The Agents received a commission equal to up to 8% of the aggregate gross proceeds raised under the Financing, a work fee in the amount of $35,000 plus HST and reimbursement of their expenses incurred. In addition, the Agents received Pond Share purchase warrants (“Pond Broker Warrants“) equal to up to 8% of the aggregate number of Subscription Receipts sold pursuant to the Financing. Each such warrant entitles the holder thereof to purchase, in accordance with its terms, one Common Share and one Warrant at a price of $2.40 at any time prior to the date that is 24 months from the date of grant.

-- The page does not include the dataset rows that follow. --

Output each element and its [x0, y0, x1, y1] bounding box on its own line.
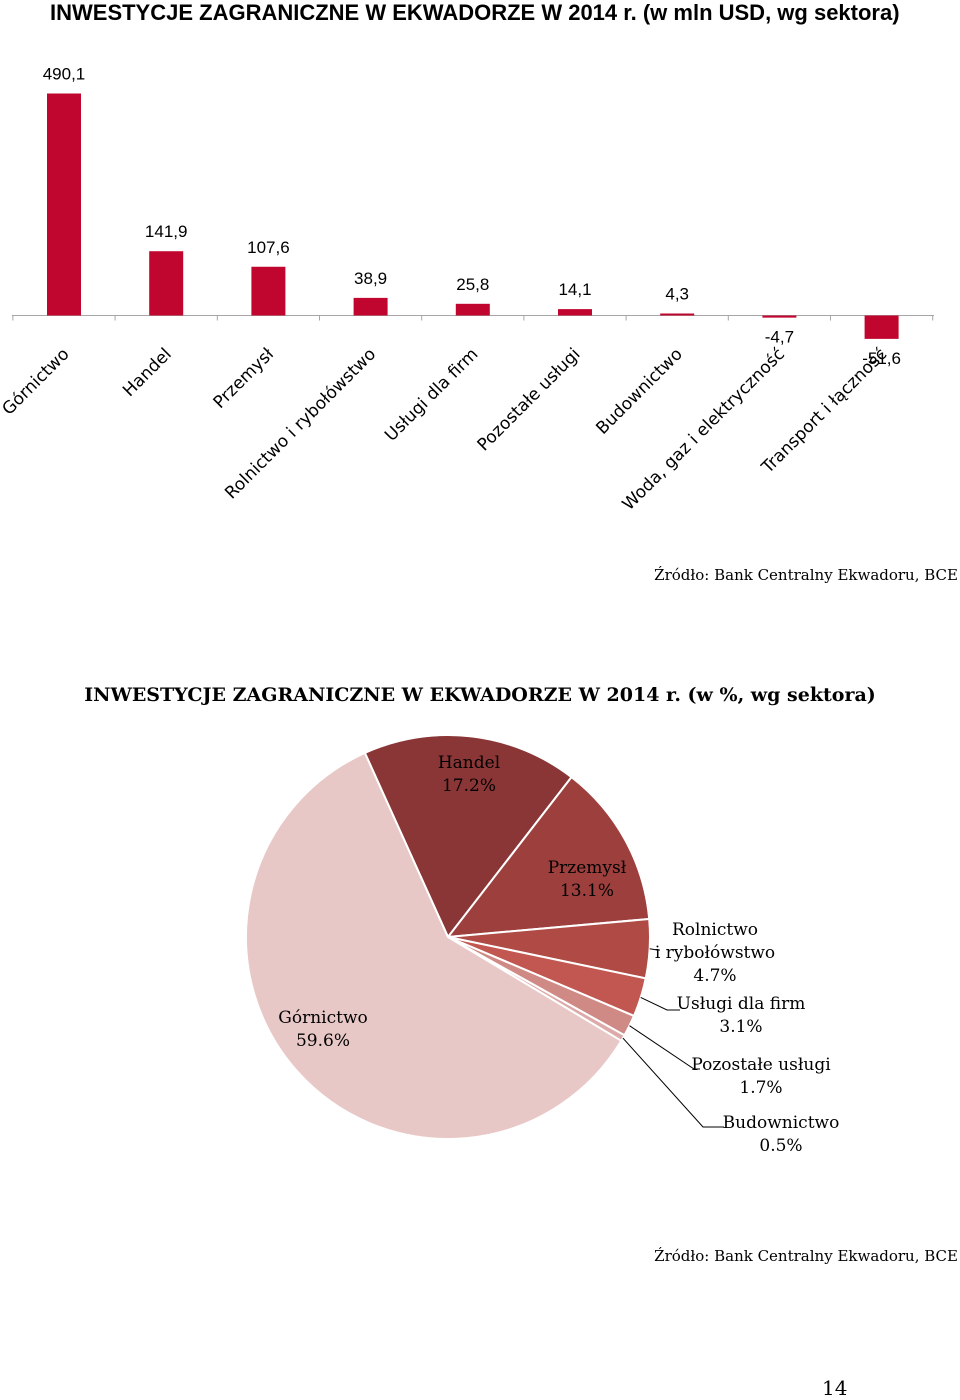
bar-budownictwo	[660, 313, 695, 316]
bar-transport-i-lacznosc	[864, 315, 899, 339]
bar-chart-title: INWESTYCJE ZAGRANICZNE W EKWADORZE W 201…	[50, 0, 900, 25]
pie-slice-budownictwo	[447, 936, 626, 1043]
leader-line	[622, 1037, 724, 1128]
bar-rolnictwo-i-rybolowstwo	[353, 297, 388, 316]
category-label-przemysl: Przemysł	[210, 344, 278, 412]
pie-category-label: Przemysł	[548, 858, 627, 878]
pie-percent-label: 1.7%	[739, 1078, 782, 1098]
bar-chart-source: Źródło: Bank Centralny Ekwadoru, BCE	[654, 566, 958, 584]
pie-percent-label: 59.6%	[296, 1031, 350, 1051]
pie-percent-label: 0.5%	[759, 1136, 802, 1156]
bar-value-label: -4,7	[765, 328, 794, 347]
pie-chart-title: INWESTYCJE ZAGRANICZNE W EKWADORZE W 201…	[84, 684, 876, 706]
bar-value-label: 490,1	[43, 65, 86, 84]
pie-chart-source: Źródło: Bank Centralny Ekwadoru, BCE	[654, 1247, 958, 1265]
category-label-budownictwo: Budownictwo	[592, 344, 686, 438]
pie-percent-label: 4.7%	[693, 966, 736, 986]
pie-category-label: i rybołówstwo	[655, 943, 775, 963]
pie-percent-label: 13.1%	[560, 881, 614, 901]
pie-category-label: Górnictwo	[278, 1008, 367, 1028]
bar-value-label: 4,3	[665, 285, 689, 304]
bar-pozostale-uslugi	[558, 309, 592, 316]
pie-outline	[245, 734, 651, 1140]
pie-slice-gornictwo	[245, 751, 623, 1140]
leader-line	[629, 1025, 700, 1070]
pie-category-label: Pozostałe usługi	[691, 1055, 831, 1075]
leader-line	[649, 948, 660, 951]
category-label-woda-gaz-i-elektrycznosc: Woda, gaz i elektryczność	[619, 344, 789, 514]
pie-category-label: Usługi dla firm	[677, 994, 806, 1014]
pie-slice-uslugi-dla-firm	[447, 936, 647, 1018]
bar-woda-gaz-i-elektrycznosc	[762, 315, 797, 318]
bar-value-label: -51,6	[862, 349, 901, 368]
pie-slice-handel	[363, 734, 573, 939]
pie-category-label: Handel	[438, 753, 500, 773]
bar-value-label: 25,8	[456, 275, 489, 294]
bar-handel	[149, 251, 184, 316]
bar-value-label: 107,6	[247, 238, 290, 257]
page-number: 14	[822, 1376, 848, 1400]
pie-percent-label: 3.1%	[719, 1017, 762, 1037]
bar-gornictwo	[47, 93, 81, 316]
bar-przemysl	[251, 266, 286, 316]
bar-uslugi-dla-firm	[455, 303, 490, 316]
category-label-pozostale-uslugi: Pozostałe usługi	[474, 344, 585, 455]
leader-line	[640, 996, 680, 1011]
pie-category-label: Rolnictwo	[672, 920, 758, 940]
category-label-uslugi-dla-firm: Usługi dla firm	[381, 344, 482, 445]
category-label-handel: Handel	[119, 344, 176, 401]
pie-percent-label: 17.2%	[442, 776, 496, 796]
bar-value-label: 14,1	[558, 280, 591, 299]
category-label-gornictwo: Górnictwo	[0, 344, 74, 419]
pie-slice-przemysl	[445, 775, 651, 939]
pie-slice-pozostale-uslugi	[447, 936, 636, 1037]
bar-value-label: 141,9	[145, 222, 188, 241]
pie-category-label: Budownictwo	[723, 1113, 840, 1133]
bar-chart: 490,1 Górnictwo 141,9 Handel 107,6 Przemysł 38…	[0, 65, 934, 515]
bar-value-label: 38,9	[354, 269, 387, 288]
pie-slice-rolnictwo-i-rybolowstwo	[447, 917, 651, 980]
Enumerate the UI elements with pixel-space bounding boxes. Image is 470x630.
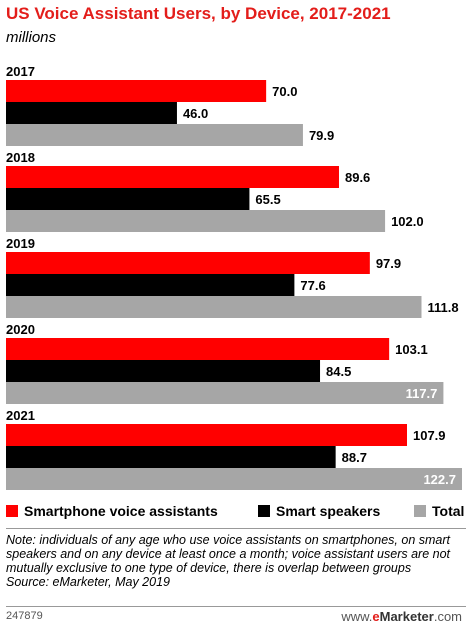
bar-smart-speakers-2020 <box>6 360 321 382</box>
legend-item-smart-speakers: Smart speakers <box>258 503 380 519</box>
value-label-total-2018: 102.0 <box>391 214 424 229</box>
bar-smartphone-2021 <box>6 424 407 446</box>
value-label-smartphone-2021: 107.9 <box>413 428 446 443</box>
note-text: Note: individuals of any age who use voi… <box>6 533 451 575</box>
chart-id: 247879 <box>6 610 43 622</box>
value-label-total-2020: 117.7 <box>406 386 438 401</box>
bar-smart-speakers-2021 <box>6 446 336 468</box>
bar-smart-speakers-2018 <box>6 188 250 210</box>
bar-total-2021 <box>6 468 462 490</box>
value-label-smart-speakers-2019: 77.6 <box>300 278 325 293</box>
bar-smartphone-2019 <box>6 252 370 274</box>
bar-smartphone-2020 <box>6 338 390 360</box>
bar-smartphone-2018 <box>6 166 339 188</box>
value-label-smart-speakers-2020: 84.5 <box>326 364 351 379</box>
legend-item-smartphone: Smartphone voice assistants <box>6 503 218 519</box>
chart-title: US Voice Assistant Users, by Device, 201… <box>6 4 391 23</box>
value-label-smart-speakers-2017: 46.0 <box>183 106 208 121</box>
footer-divider <box>6 606 466 607</box>
source-text: Source: eMarketer, May 2019 <box>6 575 170 589</box>
legend-swatch-smartphone <box>6 505 18 517</box>
chart-subtitle: millions <box>6 29 57 46</box>
chart-legend: Smartphone voice assistants Smart speake… <box>6 503 466 523</box>
legend-label-smartphone: Smartphone voice assistants <box>24 503 218 519</box>
bar-total-2017 <box>6 124 303 146</box>
value-label-smartphone-2017: 70.0 <box>272 84 297 99</box>
category-label-2017: 2017 <box>6 64 35 79</box>
legend-label-total: Total <box>432 503 465 519</box>
legend-item-total: Total <box>414 503 464 519</box>
value-label-total-2021: 122.7 <box>423 472 456 487</box>
value-label-total-2017: 79.9 <box>309 128 334 143</box>
bar-total-2020 <box>6 382 444 404</box>
bar-total-2018 <box>6 210 386 232</box>
category-label-2018: 2018 <box>6 150 35 165</box>
divider <box>6 528 466 529</box>
emarketer-logo: www.eMarketer.com <box>341 609 462 624</box>
value-label-smartphone-2018: 89.6 <box>345 170 370 185</box>
value-label-smart-speakers-2021: 88.7 <box>342 450 367 465</box>
value-label-smart-speakers-2018: 65.5 <box>255 192 280 207</box>
category-label-2021: 2021 <box>6 408 35 423</box>
bar-smart-speakers-2019 <box>6 274 295 296</box>
bar-total-2019 <box>6 296 422 318</box>
category-label-2019: 2019 <box>6 236 35 251</box>
bar-chart: 2017 70.0 46.0 79.9 2018 89.6 65.5 102.0 2019 97.… <box>6 64 462 490</box>
legend-swatch-total <box>414 505 426 517</box>
chart-note: Note: individuals of any age who use voi… <box>6 533 466 589</box>
value-label-total-2019: 111.8 <box>427 300 458 315</box>
value-label-smartphone-2020: 103.1 <box>395 342 428 357</box>
legend-swatch-smart-speakers <box>258 505 270 517</box>
value-label-smartphone-2019: 97.9 <box>376 256 401 271</box>
legend-label-smart-speakers: Smart speakers <box>276 503 381 519</box>
bar-smart-speakers-2017 <box>6 102 177 124</box>
category-label-2020: 2020 <box>6 322 35 337</box>
bar-smartphone-2017 <box>6 80 267 102</box>
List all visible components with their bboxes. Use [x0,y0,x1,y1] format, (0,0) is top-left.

After giving effect to the Consolidation, the Transaction, the Financing and the $2,400,000 non-brokered interim private placement of units of Pond, there are an aggregate of 19,414,430 Common Shares issued and outstanding on an undiluted basis (26,292,005 fully diluted). Of such amount, the shareholders of the Corporation existing prior to the Transaction own 4,041,313 Common Shares, which represents ownership of approximately 20.8% of the Corporation (15.4% on a fully diluted basis) and the former Pond shareholders own 15,373,117 Common Shares, which represents ownership of approximately 79.2% of the Corporation (58.4% on a fully diluted basis). In addition, there are 5,792,575 Warrants (including the Pond Broker Warrants and Warrants underlying the Pond Broker Warrants) issued and outstanding, with exercise prices ranging from $2.50 to $3.00 and expiry dates ranging from December 1, 2018 to January 30, 2020, and 1,085,000 Options issued and outstanding, with an exercise price of $2.00 per share and expiry dates ranging from July 3, 2021 to May 25, 2022.
Additional information regarding the Transaction, the Financing and the Corporation may be found on the SEDAR website at www.sedar.com.
About the Corporation
Located in Markham, Ontario, the Corporation has developed a proprietary growth platform to transform carbon dioxide into valuable bio-products. The Corporation works with the cement, steel, oil and gas and power generation industries to reduce greenhouse gas emissions and create new revenue streams. The Corporation’s platform technology also includes the growth of algae superfoods for the nutraceutical and food additive markets. Pond’s productive system can grow many species of algae, including strains that produce anti-oxidants, omega-3 fatty acids, and protein for human and animal consumption. The Corporation has granted and pending patents in the USA, Europe, China and Taiwan and patents pending in other jurisdictions including Canada.
Neither the TSXV nor its Regulation Services Provider (as that term is defined in the policies of the TSXV) accepts responsibility for the adequacy or accuracy of this release. No stock exchange, securities commission or other regulatory authority has approved or disapproved of the information contained herein.
SOURCE Pond Technologies Holdings Inc.